« Nous exigeons justice, que les autorités locales ainsi que les plus hauts responsables prennent toutes les mesures nécessaires afin d’établir la pleine responsabilité des personnes impliquées, dans le but que les auteurs soient identifiés et sanctionnés conformément à la gravité de leur faute. » Telle est la profonde revendication du Collectif des enseignants du Lycée Jules Sagna, établissement qui se trouve actuellement sous le feu des projecteurs en raison de graves problèmes liés à des fuites d’épreuves lors de sessions d’examen. Lamine Samb, enseignant en philosophie dans ce lycée et également délégué des enseignants au sein du Conseil de gestion, ainsi que ses collègues, dénoncent vigoureusement et condamnent toute forme de fuite ou de tricherie.
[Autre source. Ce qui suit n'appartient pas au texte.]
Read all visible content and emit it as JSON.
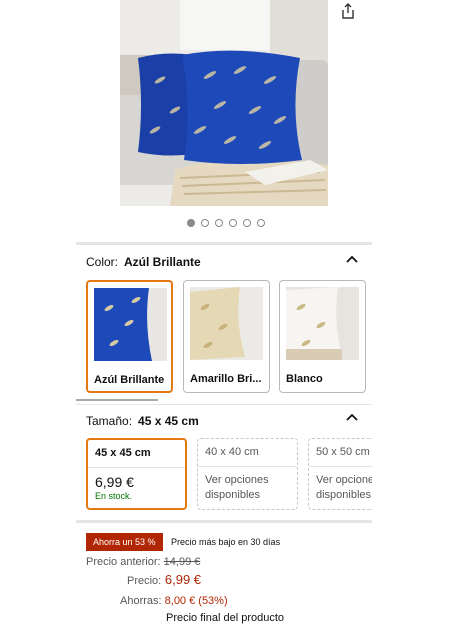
{
  "gallery": {
    "dots_total": 6,
    "active_index": 0
  },
  "color": {
    "label": "Color:",
    "value": "Azúl Brillante",
    "options": [
      {
        "label": "Azúl Brillante",
        "selected": true
      },
      {
        "label": "Amarillo Bri...",
        "selected": false
      },
      {
        "label": "Blanco",
        "selected": false
      }
    ]
  },
  "size": {
    "label": "Tamaño:",
    "value": "45 x 45 cm",
    "options": [
      {
        "label": "45 x 45 cm",
        "price": "6,99 €",
        "stock": "En stock.",
        "selected": true
      },
      {
        "label": "40 x 40 cm",
        "line1": "Ver opciones",
        "line2": "disponibles",
        "selected": false
      },
      {
        "label": "50 x 50 cm",
        "line1": "Ver opcione",
        "line2": "disponibles",
        "selected": false
      }
    ]
  },
  "pricing": {
    "badge": "Ahorra un 53 %",
    "lowest_note": "Precio más bajo en 30 días",
    "previous_label": "Precio anterior:",
    "previous_value": "14,99 €",
    "price_label": "Precio:",
    "price_value": "6,99 €",
    "savings_label": "Ahorras:",
    "savings_value": "8,00 € (53%)",
    "final_note": "Precio final del producto"
  },
  "colors": {
    "accent": "#e47911",
    "price_red": "#b12704",
    "stock_green": "#007600"
  },
  "icons": [
    "share-icon",
    "chevron-up-icon"
  ]
}
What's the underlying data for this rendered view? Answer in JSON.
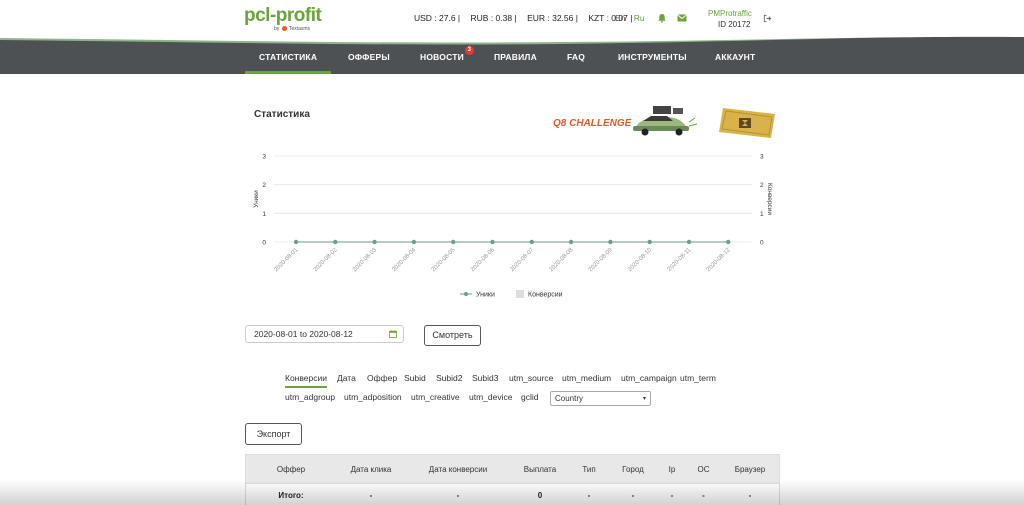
{
  "brand": {
    "logo_main": "pcl-profit",
    "logo_by": "by",
    "logo_company": "Textasms"
  },
  "header": {
    "rates": [
      "USD : 27.6 |",
      "RUB : 0.38 |",
      "EUR : 32.56 |",
      "KZT : 0.07 |"
    ],
    "lang_en": "En",
    "lang_ru": "Ru",
    "username": "PMProtraffic",
    "user_id": "ID 20172"
  },
  "nav": {
    "items": [
      {
        "label": "СТАТИСТИКА"
      },
      {
        "label": "ОФФЕРЫ"
      },
      {
        "label": "НОВОСТИ",
        "badge": "3"
      },
      {
        "label": "ПРАВИЛА"
      },
      {
        "label": "FAQ"
      },
      {
        "label": "ИНСТРУМЕНТЫ"
      },
      {
        "label": "АККАУНТ"
      }
    ]
  },
  "stats": {
    "title": "Статистика",
    "banner_text": "Q8 CHALLENGE"
  },
  "chart_data": {
    "type": "line",
    "x": [
      "2020-08-01",
      "2020-08-02",
      "2020-08-03",
      "2020-08-04",
      "2020-08-05",
      "2020-08-06",
      "2020-08-07",
      "2020-08-08",
      "2020-08-09",
      "2020-08-10",
      "2020-08-11",
      "2020-08-12"
    ],
    "series": [
      {
        "name": "Уники",
        "values": [
          0,
          0,
          0,
          0,
          0,
          0,
          0,
          0,
          0,
          0,
          0,
          0
        ],
        "color": "#6a9e8e"
      },
      {
        "name": "Конверсии",
        "values": [
          0,
          0,
          0,
          0,
          0,
          0,
          0,
          0,
          0,
          0,
          0,
          0
        ],
        "color": "#dddddd"
      }
    ],
    "ylabel": "Уники",
    "y2label": "Конверсии",
    "ylim": [
      0,
      3
    ],
    "yticks": [
      "0",
      "1",
      "2",
      "3"
    ],
    "grid": true,
    "legend": "bottom"
  },
  "filters": {
    "date_range": "2020-08-01 to 2020-08-12",
    "view_button": "Смотреть",
    "export_button": "Экспорт",
    "groups_row1": [
      "Конверсии",
      "Дата",
      "Оффер",
      "Subid",
      "Subid2",
      "Subid3",
      "utm_source",
      "utm_medium",
      "utm_campaign",
      "utm_term"
    ],
    "groups_row2": [
      "utm_adgroup",
      "utm_adposition",
      "utm_creative",
      "utm_device",
      "gclid"
    ],
    "country_select": "Country"
  },
  "table": {
    "headers": [
      "Оффер",
      "Дата клика",
      "Дата конверсии",
      "Выплата",
      "Тип",
      "Город",
      "Ip",
      "ОС",
      "Браузер"
    ],
    "total_row": [
      "Итого:",
      "-",
      "-",
      "0",
      "-",
      "-",
      "-",
      "-",
      "-"
    ]
  },
  "colors": {
    "accent": "#6aa43a",
    "nav_bg": "#4d5154",
    "badge": "#e53935"
  }
}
Ils précisent avec fermeté : « Les professeurs du lycée Jules Sagna ne sont en aucun cas liés, de près ou de loin, à une quelconque activité frauduleuse ou de tricherie. » Les enseignants insistent pour que « les enquêtes en cours soient menées jusqu’à leur terme, afin de faire toute la lumière sur cette affaire, dans le but d’éradiquer définitivement ce genre de phénomène. » Ils expriment leur indignation face aux comportements de certains élèves qui, selon eux, ont porté atteinte à la réputation de l’établissement : « Certains de ces jeunes, qui sont venus ici, ont terni l’honneur des enseignants en les accusant d’être responsables des fuites, et ils ne se sont pas contentés de cela, allant jusqu’à proférer des insultes. »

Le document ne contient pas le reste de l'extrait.